Esforço e dedicação para ensaios
Sem condições de viverem da dança, bailarinos revezam o tempo entre os trabalhos formais e a arte

Tabuleiro do Norte. Os editais de incentivo à cultura fazem base de sustentação dos espetáculos da Companhia de Dança Ciclos. Todos os anos os bailarinos fazem projetos e se inscrevem nos editais. Dizem que estão com sorte, por nos últimos anos terem a garantia de algum apoio, seja para a produção ou circulação dos espetáculos. Os custos mais básicos eles resolvem com a venda de camisas ou na base do "sorteia-se entre amigos". De talento reconhecido em bienais internacionais de dança e nos principais círculos artísticos do Ceará, a maior pressão da companhia é insistir pela própria sobrevivência.

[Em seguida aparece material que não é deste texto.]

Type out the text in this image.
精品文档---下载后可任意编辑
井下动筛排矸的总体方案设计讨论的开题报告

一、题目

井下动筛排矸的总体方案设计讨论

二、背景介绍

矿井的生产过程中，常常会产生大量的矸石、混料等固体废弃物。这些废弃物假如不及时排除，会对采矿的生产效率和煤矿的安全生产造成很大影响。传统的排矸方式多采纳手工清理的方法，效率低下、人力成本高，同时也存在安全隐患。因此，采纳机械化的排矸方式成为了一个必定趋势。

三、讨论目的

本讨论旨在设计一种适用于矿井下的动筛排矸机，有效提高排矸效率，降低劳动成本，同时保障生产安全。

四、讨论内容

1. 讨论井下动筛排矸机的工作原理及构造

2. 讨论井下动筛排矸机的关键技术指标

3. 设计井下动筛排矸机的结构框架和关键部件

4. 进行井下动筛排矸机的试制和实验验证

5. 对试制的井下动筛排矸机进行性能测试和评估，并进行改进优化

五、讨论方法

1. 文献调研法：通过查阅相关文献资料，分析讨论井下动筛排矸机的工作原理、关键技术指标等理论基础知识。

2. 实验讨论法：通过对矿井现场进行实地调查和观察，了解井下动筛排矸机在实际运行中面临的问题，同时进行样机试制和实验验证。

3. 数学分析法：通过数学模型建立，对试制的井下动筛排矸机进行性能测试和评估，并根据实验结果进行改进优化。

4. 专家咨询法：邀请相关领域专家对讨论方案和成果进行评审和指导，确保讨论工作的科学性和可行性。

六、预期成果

"Temos tido sorte de sermos contemplados", acredita Duaram Gomes, diretor e coreógrafo da companhia. Tiveram apoio financeiro por meio de editais no Programa BNB de Cultura, do Banco do Nordeste, e Edital de Incentivo às Artes (em 2003, 2009 e 2010), da Secretaria da Cultura do Estado. A participação em festivais e na Bienal Internacional de Dança de Fortaleza também garante a divulgação dos trabalhos.

Apoio

No caso do edital do Governo do Estado, o apoio é para a circulação do espetáculo "Sob Pressão". Assim, eles têm chegado aos palcos no Cariri e na Zona Norte. Mas o maior problema nesses sete anos de trabalhos da companhia de dança é mesmo o transporte. É nesse ponto que Duaram Gomes reclama a falta de apoio público: "somos a única companhia de dança da cidade, o grupo artístico que tem levado o nome da cidade para fora, mas infelizmente é muito difícil, quando não é com apoio de edital a gente vende camisas, faz rifas, sorteios, e assim vai levando. Já fomos selecionados para participar num festival e não fomos porque a dificuldade é grande de transporte", conta.

Os espetáculos são concebidos no espaço da academia de ginástica de Duaram, que é professor de Educação Física. "A gente sabe que cada um precisa trabalhar naquilo que sustenta. Umas meninas são professoras nas escolas públicas. Outros trabalham em comércio ou estudam fora, e mesmo assim vêm ensaiar de madrugada", conta o coreógrafo, envolvido com dança há cerca de 15 anos. Sua base de formação foi obtida com a coreógrafa Silvia Moura, Centro de Experimentações do Movimento (CEM), de Fortaleza. "Participei do grupo, e ela veio muitas vezes ao nosso Município repassar conhecimento para uma turma de interessados".

Os ensaios da Companhia Ciclos são abertos, e quem quiser assistir, ou mesmo participar de uma aula, é só manifestar a vontade para Duaram.